Written By Unknown on martedì 16 ottobre 2012 | 09:41


Si è chiusa a mezzanotte – definitivamente, come ha ribadito ancora ieri il ministro Annamaria Cancellieri – la finestra utile per regolarizzare i lavoratori stranieri in nero. Alle 18, ultima rilevazione dell'Interno a sei ore dalla chiusura, il dato era di 129.814 domande inviate al sito del Viminale, di cui 112 mila per il settore del lavoro domestico. Poche, invece, le richieste di regolarizzare lavoratori subordinati in altri settori. I dati confermano Milano la città con un maggior numero di richieste (18.472), seguita da Roma (13.322) e Napoli (10.633); Enna, con 18 richieste, chiude la graduatoria. Il "picco" delle domande è stato raggiunto negli ultimi giorni, dopo che è stata fatta chiarezza sul requisito più importante per accedere alla regolarizzazione, cioè la data d'arrivo dell'immigrato in Italia, precedente il 31 dicembre 2011: l'Avvocatura dello stato ha infatti stabilito che a far fede può essere anche una tessera del bus nominativa, un certificato medico rilasciato dalla Asl, il certificato di iscrizione scolastica dei figli o attestazioni simili.

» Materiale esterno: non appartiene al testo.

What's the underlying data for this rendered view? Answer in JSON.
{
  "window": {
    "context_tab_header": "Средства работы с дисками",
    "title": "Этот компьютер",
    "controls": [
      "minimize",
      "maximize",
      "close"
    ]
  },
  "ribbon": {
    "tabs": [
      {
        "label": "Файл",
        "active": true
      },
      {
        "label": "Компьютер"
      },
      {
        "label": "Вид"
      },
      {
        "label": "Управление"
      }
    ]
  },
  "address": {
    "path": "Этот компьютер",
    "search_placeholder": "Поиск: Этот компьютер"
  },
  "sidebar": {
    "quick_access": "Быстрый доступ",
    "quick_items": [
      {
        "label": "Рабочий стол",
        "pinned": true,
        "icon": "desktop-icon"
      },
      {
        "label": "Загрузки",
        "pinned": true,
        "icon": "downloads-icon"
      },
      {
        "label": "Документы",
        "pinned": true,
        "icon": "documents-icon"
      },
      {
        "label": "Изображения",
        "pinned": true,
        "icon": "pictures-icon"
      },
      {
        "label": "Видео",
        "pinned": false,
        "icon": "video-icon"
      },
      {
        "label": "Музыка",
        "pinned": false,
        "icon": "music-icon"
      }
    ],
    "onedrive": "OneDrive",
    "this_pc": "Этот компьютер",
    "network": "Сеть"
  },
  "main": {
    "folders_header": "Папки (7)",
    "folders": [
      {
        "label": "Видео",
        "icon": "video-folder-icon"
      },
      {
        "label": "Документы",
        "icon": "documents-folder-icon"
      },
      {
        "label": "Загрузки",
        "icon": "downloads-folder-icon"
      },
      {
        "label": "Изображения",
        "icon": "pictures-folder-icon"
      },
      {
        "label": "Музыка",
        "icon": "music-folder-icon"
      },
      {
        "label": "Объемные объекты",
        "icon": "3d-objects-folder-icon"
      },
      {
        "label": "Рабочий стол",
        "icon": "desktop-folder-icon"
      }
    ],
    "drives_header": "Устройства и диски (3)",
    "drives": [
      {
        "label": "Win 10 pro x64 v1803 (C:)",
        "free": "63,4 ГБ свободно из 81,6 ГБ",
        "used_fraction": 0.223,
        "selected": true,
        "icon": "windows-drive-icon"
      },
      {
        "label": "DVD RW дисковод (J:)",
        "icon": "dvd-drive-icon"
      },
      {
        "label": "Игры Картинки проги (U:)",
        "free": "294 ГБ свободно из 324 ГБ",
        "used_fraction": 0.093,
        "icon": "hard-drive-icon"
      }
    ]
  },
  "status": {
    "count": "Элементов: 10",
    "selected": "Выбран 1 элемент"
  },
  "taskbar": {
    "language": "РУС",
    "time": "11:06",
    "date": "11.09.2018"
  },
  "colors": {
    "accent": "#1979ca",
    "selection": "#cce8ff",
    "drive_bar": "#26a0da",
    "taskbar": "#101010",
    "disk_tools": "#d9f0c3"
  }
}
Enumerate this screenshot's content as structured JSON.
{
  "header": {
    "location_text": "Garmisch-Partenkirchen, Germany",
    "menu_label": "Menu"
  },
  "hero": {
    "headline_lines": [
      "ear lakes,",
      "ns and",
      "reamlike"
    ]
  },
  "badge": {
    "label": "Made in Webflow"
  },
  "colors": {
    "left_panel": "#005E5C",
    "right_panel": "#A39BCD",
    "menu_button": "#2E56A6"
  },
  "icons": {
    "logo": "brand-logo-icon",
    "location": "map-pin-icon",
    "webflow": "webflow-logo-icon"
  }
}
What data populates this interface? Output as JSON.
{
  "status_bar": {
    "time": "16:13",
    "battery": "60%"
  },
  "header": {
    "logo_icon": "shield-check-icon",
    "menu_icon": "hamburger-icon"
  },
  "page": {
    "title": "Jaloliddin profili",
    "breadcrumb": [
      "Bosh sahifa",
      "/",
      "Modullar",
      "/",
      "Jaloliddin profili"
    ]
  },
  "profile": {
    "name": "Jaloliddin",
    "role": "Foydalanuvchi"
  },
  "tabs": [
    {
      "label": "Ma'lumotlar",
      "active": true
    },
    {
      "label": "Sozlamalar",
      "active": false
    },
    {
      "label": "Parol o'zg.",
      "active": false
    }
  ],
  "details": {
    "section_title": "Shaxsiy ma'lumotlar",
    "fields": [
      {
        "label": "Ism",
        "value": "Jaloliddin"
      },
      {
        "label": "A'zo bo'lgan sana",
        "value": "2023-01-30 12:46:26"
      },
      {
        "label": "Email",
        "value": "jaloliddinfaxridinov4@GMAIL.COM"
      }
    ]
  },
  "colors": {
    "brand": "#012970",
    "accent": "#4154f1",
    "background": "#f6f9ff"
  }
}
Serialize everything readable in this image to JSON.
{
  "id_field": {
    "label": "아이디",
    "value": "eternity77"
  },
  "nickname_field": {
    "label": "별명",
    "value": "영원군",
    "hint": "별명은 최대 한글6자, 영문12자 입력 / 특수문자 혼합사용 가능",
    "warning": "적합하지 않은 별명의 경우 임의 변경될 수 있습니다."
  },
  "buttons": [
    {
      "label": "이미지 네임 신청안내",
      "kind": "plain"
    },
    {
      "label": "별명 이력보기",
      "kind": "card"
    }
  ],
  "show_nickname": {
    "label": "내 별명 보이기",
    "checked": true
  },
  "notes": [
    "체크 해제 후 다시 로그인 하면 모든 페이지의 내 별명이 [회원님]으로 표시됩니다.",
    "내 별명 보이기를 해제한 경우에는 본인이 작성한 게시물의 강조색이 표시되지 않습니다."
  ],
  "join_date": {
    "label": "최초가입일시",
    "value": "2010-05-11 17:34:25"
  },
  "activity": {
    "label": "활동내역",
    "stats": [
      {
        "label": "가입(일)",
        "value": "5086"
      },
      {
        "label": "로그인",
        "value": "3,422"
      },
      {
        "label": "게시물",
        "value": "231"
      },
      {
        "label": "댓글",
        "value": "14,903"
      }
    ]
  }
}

Per molti commentatori è stata comunque un'occasione mancata a causa degli alti costi dell'emersione. Secondo Caritas Ambrosiana l'esito della regolarizzazione è «modesto» e «dimostra come la politica dei condoni in materia di immigrazione clandestina mostri ormai la corda». La Uil esprime dubbi sul fatto che effettivamente tutte le richieste per colf e badanti riguardino realmente lavoratori del settore domestico. Il Marocco, tradizionalmente assente dal lavoro domestico - sottolineano - su un totale di 15.219 domande ne ha inviate ben 13.899 per colf o badanti. Ciò avverrebbe perchè regolarizzare una colf costa molto meno di un dipendente in altro settore: secondo i calcoli della Uil, da 2.000 euro si passa a 6-10 mila euro.

Da sarà una riproposizione della regolarizzazione. Da oggi per chi dà lavoro a immigrati irregolari scattano pesanti sanzioni, rese ancor più severe dal recepimento in Italia di una direttiva europea: si va da una multa di 5mila euro e la reclusione da sei mesi a tre anni fino a una multa di 7.500 euro e 4 anni di carcere, nei casi in cui si ravvisi una condizione di particolare sfruttamento del lavoratore.